Analyze US census data for population segmentation using Amazon SageMaker
In the United States, with the 2018 midterm elections approaching, people are looking for more information about the voting process. This example notebook explores how we can apply machine learning (ML) to better integrate science into the task of understanding the electorate.
Typically for machine learning applications, clear use cases are derived from labelled data. For example, based on the attributes of a device, such as its age or model number, we can predict its likelihood of failure. We call this supervised learning because there is supervision or guidance towards predicting specific outcomes.
However, in the real world, there are often large data sets where there is no particular outcome to predict, where clean labels are hard to define. It can be difficult to pinpoint exactly what the right outcome is to predict. This type of use case is often exploratory. It seeks to understand the makeup of a dataset and what natural patterns exist.
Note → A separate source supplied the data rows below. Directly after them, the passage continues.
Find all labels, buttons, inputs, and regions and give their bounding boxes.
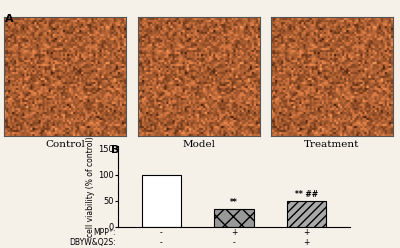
Text: DBYW&Q2S:: DBYW&Q2S: — [69, 238, 116, 247]
Text: ** ##: ** ## — [295, 190, 318, 199]
Text: **: ** — [230, 198, 238, 207]
Y-axis label: cell viability (% of control): cell viability (% of control) — [86, 136, 95, 237]
Text: A: A — [5, 14, 14, 24]
Text: Treatment: Treatment — [304, 140, 360, 149]
Text: -: - — [160, 238, 163, 247]
Text: -: - — [233, 238, 235, 247]
Bar — [142, 175, 182, 227]
Text: -: - — [160, 228, 163, 237]
Text: Model: Model — [183, 140, 216, 149]
Text: +: + — [303, 238, 310, 247]
Text: B: B — [111, 145, 120, 155]
Text: +: + — [231, 228, 237, 237]
Bar — [286, 201, 326, 227]
Text: Control: Control — [45, 140, 85, 149]
Bar — [214, 209, 254, 227]
Text: MPP⁺:: MPP⁺: — [94, 228, 116, 237]
Text: +: + — [303, 228, 310, 237]
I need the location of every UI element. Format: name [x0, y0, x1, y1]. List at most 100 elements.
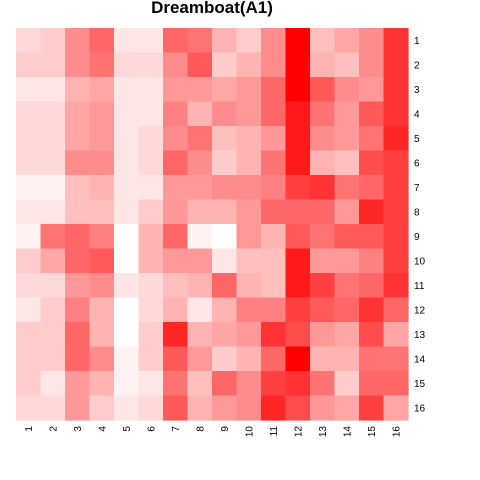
- heatmap-cell-r16-c6: [138, 395, 164, 421]
- y-tick-label: 16: [414, 403, 426, 414]
- heatmap-cell-r4-c13: [310, 101, 336, 127]
- heatmap-cell-r2-c10: [236, 52, 262, 78]
- y-tick-label: 14: [414, 354, 426, 365]
- heatmap-cell-r2-c15: [359, 52, 385, 78]
- heatmap-cell-r6-c5: [114, 150, 140, 176]
- heatmap-cell-r11-c15: [359, 273, 385, 299]
- heatmap-cell-r6-c1: [16, 150, 42, 176]
- heatmap-cell-r8-c10: [236, 199, 262, 225]
- heatmap-cell-r15-c12: [285, 371, 311, 397]
- heatmap-cell-r11-c7: [163, 273, 189, 299]
- heatmap-cell-r12-c13: [310, 297, 336, 323]
- heatmap-cell-r13-c15: [359, 322, 385, 348]
- x-tick-label: 2: [48, 426, 59, 432]
- heatmap-cell-r14-c5: [114, 346, 140, 372]
- heatmap-cell-r16-c1: [16, 395, 42, 421]
- heatmap-cell-r5-c6: [138, 126, 164, 152]
- heatmap-cell-r12-c12: [285, 297, 311, 323]
- heatmap-cell-r3-c5: [114, 77, 140, 103]
- heatmap-cell-r5-c14: [334, 126, 360, 152]
- heatmap-cell-r3-c14: [334, 77, 360, 103]
- x-tick-label: 13: [318, 426, 329, 438]
- heatmap-cell-r9-c14: [334, 224, 360, 250]
- heatmap-cell-r4-c4: [89, 101, 115, 127]
- heatmap-cell-r1-c8: [187, 28, 213, 54]
- heatmap-cell-r15-c8: [187, 371, 213, 397]
- heatmap-cell-r3-c11: [261, 77, 287, 103]
- heatmap-cell-r8-c15: [359, 199, 385, 225]
- x-tick-label: 10: [244, 426, 255, 438]
- heatmap-cell-r3-c9: [212, 77, 238, 103]
- heatmap-cell-r15-c10: [236, 371, 262, 397]
- heatmap-cell-r7-c14: [334, 175, 360, 201]
- heatmap-cell-r13-c8: [187, 322, 213, 348]
- heatmap-cell-r13-c12: [285, 322, 311, 348]
- heatmap-cell-r15-c4: [89, 371, 115, 397]
- heatmap-cell-r9-c13: [310, 224, 336, 250]
- heatmap-cell-r14-c7: [163, 346, 189, 372]
- heatmap-cell-r4-c12: [285, 101, 311, 127]
- heatmap-cell-r13-c11: [261, 322, 287, 348]
- heatmap-cell-r15-c1: [16, 371, 42, 397]
- heatmap-cell-r1-c6: [138, 28, 164, 54]
- heatmap-cell-r6-c6: [138, 150, 164, 176]
- heatmap-cell-r4-c6: [138, 101, 164, 127]
- heatmap-cell-r7-c9: [212, 175, 238, 201]
- heatmap-cell-r1-c7: [163, 28, 189, 54]
- heatmap-cell-r5-c9: [212, 126, 238, 152]
- heatmap-cell-r14-c8: [187, 346, 213, 372]
- heatmap-cell-r7-c11: [261, 175, 287, 201]
- heatmap-cell-r5-c11: [261, 126, 287, 152]
- heatmap-cell-r13-c16: [383, 322, 409, 348]
- x-tick-label: 12: [293, 426, 304, 438]
- heatmap-cell-r7-c16: [383, 175, 409, 201]
- heatmap-cell-r1-c15: [359, 28, 385, 54]
- heatmap-cell-r13-c7: [163, 322, 189, 348]
- heatmap-cell-r7-c7: [163, 175, 189, 201]
- heatmap-cell-r4-c16: [383, 101, 409, 127]
- heatmap-cell-r8-c13: [310, 199, 336, 225]
- x-tick-label: 6: [146, 426, 157, 432]
- heatmap-cell-r4-c8: [187, 101, 213, 127]
- heatmap-cell-r2-c8: [187, 52, 213, 78]
- heatmap-cell-r7-c13: [310, 175, 336, 201]
- heatmap-cell-r4-c14: [334, 101, 360, 127]
- y-tick-label: 10: [414, 256, 426, 267]
- y-tick-label: 13: [414, 330, 426, 341]
- heatmap-cell-r2-c11: [261, 52, 287, 78]
- heatmap-cell-r14-c9: [212, 346, 238, 372]
- heatmap-cell-r1-c14: [334, 28, 360, 54]
- heatmap-cell-r4-c5: [114, 101, 140, 127]
- heatmap-cell-r4-c3: [65, 101, 91, 127]
- heatmap-cell-r6-c10: [236, 150, 262, 176]
- heatmap-cell-r13-c13: [310, 322, 336, 348]
- heatmap-cell-r14-c13: [310, 346, 336, 372]
- heatmap-cell-r11-c9: [212, 273, 238, 299]
- heatmap-cell-r2-c14: [334, 52, 360, 78]
- heatmap-cell-r11-c3: [65, 273, 91, 299]
- heatmap-cell-r4-c2: [40, 101, 66, 127]
- heatmap-cell-r12-c5: [114, 297, 140, 323]
- y-tick-label: 5: [414, 134, 420, 145]
- heatmap-cell-r16-c2: [40, 395, 66, 421]
- x-tick-label: 11: [269, 426, 280, 437]
- heatmap-cell-r6-c11: [261, 150, 287, 176]
- heatmap-cell-r15-c16: [383, 371, 409, 397]
- y-tick-label: 15: [414, 379, 426, 390]
- heatmap-cell-r15-c13: [310, 371, 336, 397]
- heatmap-cell-r15-c9: [212, 371, 238, 397]
- heatmap-cell-r2-c6: [138, 52, 164, 78]
- y-tick-label: 3: [414, 85, 420, 96]
- heatmap-cell-r13-c3: [65, 322, 91, 348]
- heatmap-cell-r2-c1: [16, 52, 42, 78]
- y-tick-label: 12: [414, 305, 426, 316]
- heatmap-cell-r6-c12: [285, 150, 311, 176]
- heatmap-cell-r11-c1: [16, 273, 42, 299]
- heatmap-cell-r4-c1: [16, 101, 42, 127]
- heatmap-cell-r13-c2: [40, 322, 66, 348]
- heatmap-cell-r11-c8: [187, 273, 213, 299]
- heatmap-cell-r2-c4: [89, 52, 115, 78]
- heatmap-cell-r7-c15: [359, 175, 385, 201]
- heatmap-cell-r1-c13: [310, 28, 336, 54]
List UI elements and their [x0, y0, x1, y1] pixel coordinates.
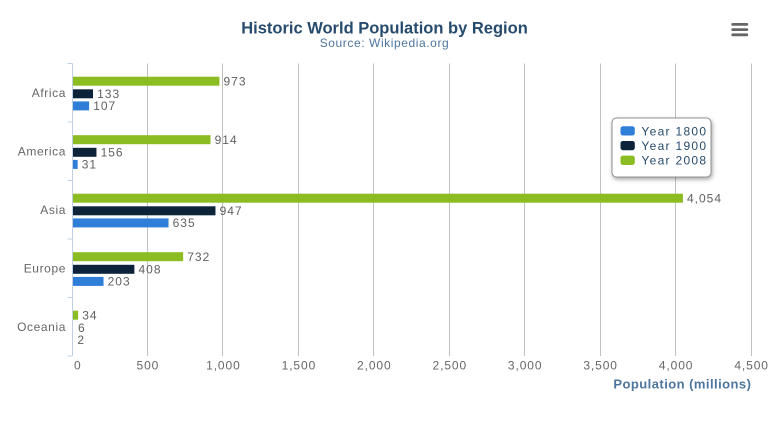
svg-text:973: 973: [223, 75, 246, 89]
svg-text:203: 203: [108, 275, 131, 289]
svg-text:6: 6: [78, 321, 86, 335]
svg-text:Asia: Asia: [40, 203, 66, 217]
svg-text:732: 732: [187, 250, 210, 264]
svg-text:107: 107: [93, 99, 116, 113]
svg-text:Source: Wikipedia.org: Source: Wikipedia.org: [320, 36, 450, 50]
svg-text:408: 408: [138, 263, 161, 277]
svg-text:1,500: 1,500: [282, 359, 317, 373]
svg-text:2,500: 2,500: [433, 359, 468, 373]
svg-text:500: 500: [137, 359, 160, 373]
svg-text:4,000: 4,000: [659, 359, 694, 373]
svg-text:Year 1800: Year 1800: [641, 124, 707, 138]
svg-text:2,000: 2,000: [357, 359, 392, 373]
svg-text:4,054: 4,054: [687, 192, 722, 206]
svg-text:Year 2008: Year 2008: [641, 154, 707, 168]
svg-text:Historic World Population by R: Historic World Population by Region: [241, 20, 528, 38]
svg-text:America: America: [18, 144, 66, 158]
svg-text:Population (millions): Population (millions): [613, 377, 751, 392]
svg-text:Oceania: Oceania: [17, 320, 66, 334]
svg-text:4,500: 4,500: [734, 359, 769, 373]
svg-text:133: 133: [97, 87, 120, 101]
svg-text:Africa: Africa: [32, 86, 66, 100]
svg-text:34: 34: [82, 309, 97, 323]
svg-text:0: 0: [74, 359, 82, 373]
svg-text:Year 1900: Year 1900: [641, 139, 707, 153]
svg-text:635: 635: [173, 216, 196, 230]
svg-text:947: 947: [220, 204, 243, 218]
svg-text:31: 31: [82, 158, 97, 172]
svg-text:156: 156: [101, 146, 124, 160]
svg-text:Europe: Europe: [24, 261, 66, 275]
svg-text:2: 2: [77, 333, 85, 347]
svg-text:1,000: 1,000: [206, 359, 241, 373]
svg-text:3,500: 3,500: [583, 359, 618, 373]
svg-text:914: 914: [215, 133, 238, 147]
svg-text:3,000: 3,000: [508, 359, 543, 373]
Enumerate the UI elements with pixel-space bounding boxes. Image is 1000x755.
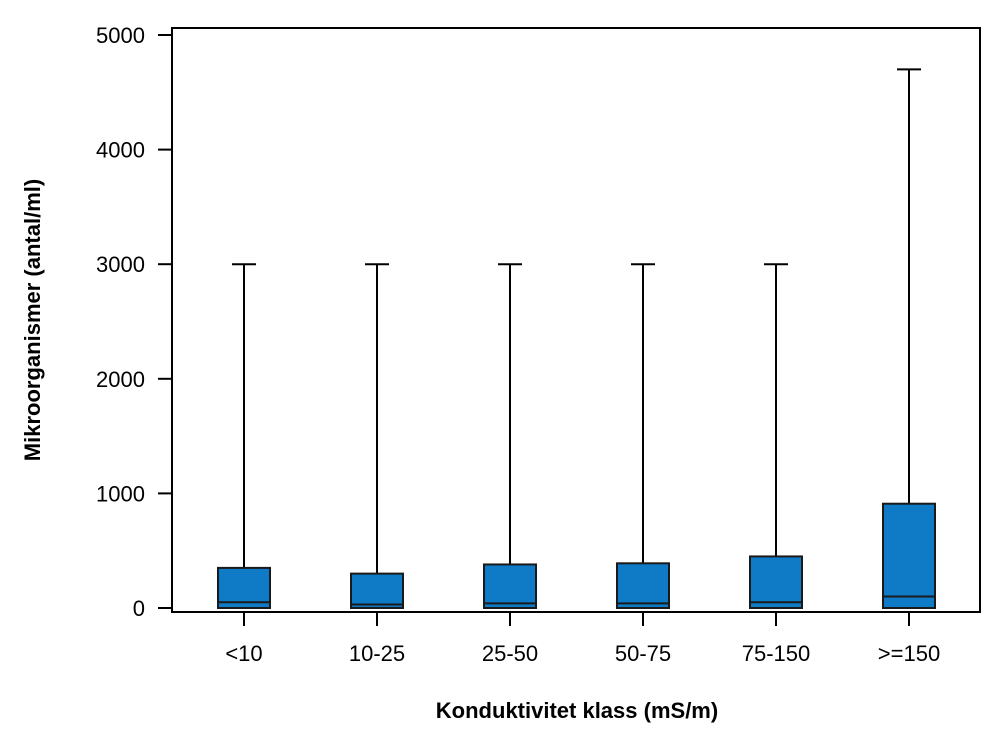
x-tick-label: 50-75 (615, 641, 671, 666)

This type of use case is known as unsupervised learning. One example of this is trying to group similar individuals together based on a set of attributes.
The use case this blog post explores is population segmentation. We have taken publicly available, anonymized data from the US census on demographics by different US counties: https://factfinder.census.gov/faces/nav/jsf/pages/index.xhtml. (Note that this product uses the Census Bureau Data API but is not endorsed or certified by the Census Bureau.) The outcome of this analysis are natural groupings of similar counties in a transformed feature space. The cluster that a county belongs to can be leveraged to plan an election campaign, for example, to understand how to reach a group of similar counties by highlighting messages that resonate with that group. More generally, this technique can be applied by businesses in customer or user segmentation to create targeted marketing campaigns. This type of analysis has the ability to uncover similarities that may not be obvious at face value- such as counties CA-Fresno and AZ- Yuma County being grouped together. While intuitively they differ in commonly-examined attributes such as population size and racial makeup, they are more similar than different when viewed along axes such as the mix of employment type.
You can follow along in this sample notebook where you can run the code and interact with the data while reading through the blog post (link is shown above).
There are two goals for this exercise:
Walk through a data science workflow using Amazon SageMaker for unsupervised learning using PCA and Kmeans modelling techniques.
Demonstrate how users can access the underlying models that are built within Amazon SageMaker to extract useful model attributes. Often, it can be difficult to draw conclusions from unsupervised learning, so being able to access the models for PCA and Kmeans becomes even more important beyond simply generating predictions using the model.